The proceedings are an application to the Federal Court of Canada for judicial review of the decision to authorize a recreational hook and release Atlantic salmon angling fishery in the Middle River and the Baddeck River, Victoria County, Cape Breton, during the period September 1 to October 31, 2010.
The Mi’kmaq of Nova Scotia believe that DFO’s decision is not consistent with the needs of salmon conservation in those two rivers. The number of Atlantic salmon returning to the Middle River is only 29.3 per cent of the Conservation Spawner Requirement (“CSR”) and the number returning to the Baddeck River is only 34% . The CSR is a measure originally adopted by the Canadian Atlantic Fisheries Scientific Advisory Committee (“CAFSAC”) as the level below which it would strongly advise that no fishing should occur. CAFSAC says irreversible damage might occur even at levels only slightly below the CSR.

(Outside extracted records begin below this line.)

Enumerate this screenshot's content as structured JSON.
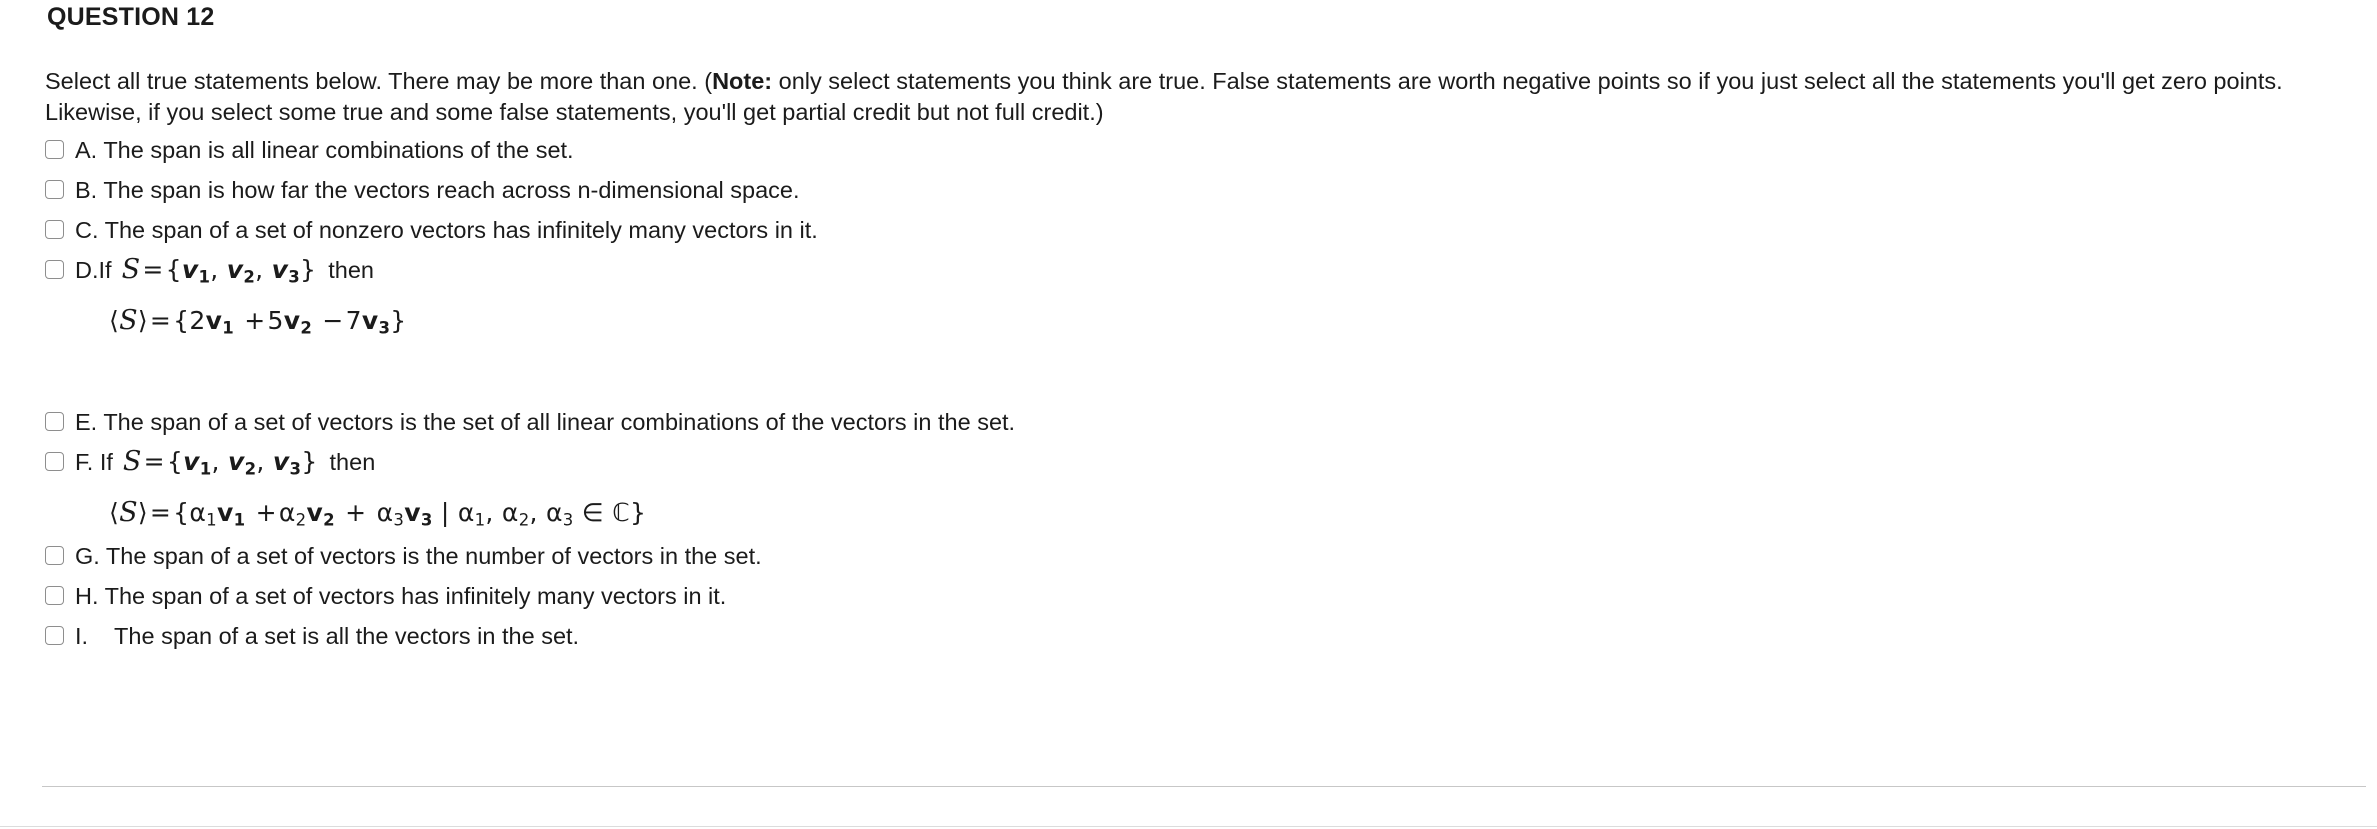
{
  "heading": "QUESTION 12",
  "instructions": {
    "part1": "Select all true statements below.  There may be more than one.  (",
    "note_label": "Note:",
    "part2": " only select statements you think are true. False statements are worth negative points so if you just select all the statements you'll get zero points. Likewise, if you select some true and some false statements, you'll get partial credit but not full credit.)"
  },
  "options": [
    {
      "label": "A.",
      "text": "The span is all linear combinations of the set."
    },
    {
      "label": "B.",
      "text": "The span is how far the vectors reach across n-dimensional space."
    },
    {
      "label": "C.",
      "text": "The span of a set of nonzero vectors has infinitely many vectors in it."
    },
    {
      "label": "D.",
      "text": "",
      "if_word": "If",
      "then_word": "then",
      "set_def": "S = {v1, v2, v3}",
      "formula": "⟨S⟩ = {2v1 + 5v2 − 7v3}"
    },
    {
      "label": "E.",
      "text": "The span of a set of vectors is the set of all linear combinations of the vectors in the set."
    },
    {
      "label": "F.",
      "text": "",
      "if_word": "If",
      "then_word": "then",
      "set_def": "S = {v1, v2, v3}",
      "formula": "⟨S⟩ = {α1v1 + α2v2 + α3v3 | α1, α2, α3 ∈ ℂ}"
    },
    {
      "label": "G.",
      "text": "The span of a set of vectors is the number of vectors in the set."
    },
    {
      "label": "H.",
      "text": "The span of a set of vectors has infinitely many vectors in it."
    },
    {
      "label": "I.",
      "text": " The span of a set is all the vectors in the set."
    }
  ],
  "math_symbols": {
    "S": "S",
    "equals": "=",
    "lbrace": "{",
    "rbrace": "}",
    "comma": ",",
    "v": "v",
    "sub1": "1",
    "sub2": "2",
    "sub3": "3",
    "angle_open": "⟨",
    "angle_close": "⟩",
    "plus": "+",
    "minus": "−",
    "two": "2",
    "five": "5",
    "seven": "7",
    "alpha": "α",
    "mid": "|",
    "in": "∈",
    "complex": "ℂ"
  },
  "colors": {
    "text": "#1b1b1b",
    "checkbox_border": "#8e8e8e",
    "divider": "#c7c7c7",
    "background": "#ffffff"
  }
}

The Mi’kmaq say in the legal proceedings that DFO is not following the priorities for resource allocation originally set out by the Supreme Court of Canada in 1990 in the Sparrow case. The SCC said the need to conserve the resource is the highest priority, followed by the constitutional right of Aboriginal people to harvest for their food, social and ceremonial needs. All other resource users, such as the sports fishers, are not entitled to access unless the first two priorities are met. For the Middle and Baddeck rivers, neither conservation nor the Mi’kmaq food needs are being met
The Mi’kmaq have relied upon the Atlantic salmon as a traditional part of their diet and economy from time immemorial. The Indian reserve lands of the Wagmatcook First Nation are on the banks of the Middle River and the Waycobah First Nation is close by. Both Mi’kmaq communities are close to the Baddeck River as well.
There is a major salmon sports fishery on the adjacent Margaree River, and also healthy salmon stocks in the North and North Aspey rivers in Eastern Cape Breton and in rivers along the Gulf Shore.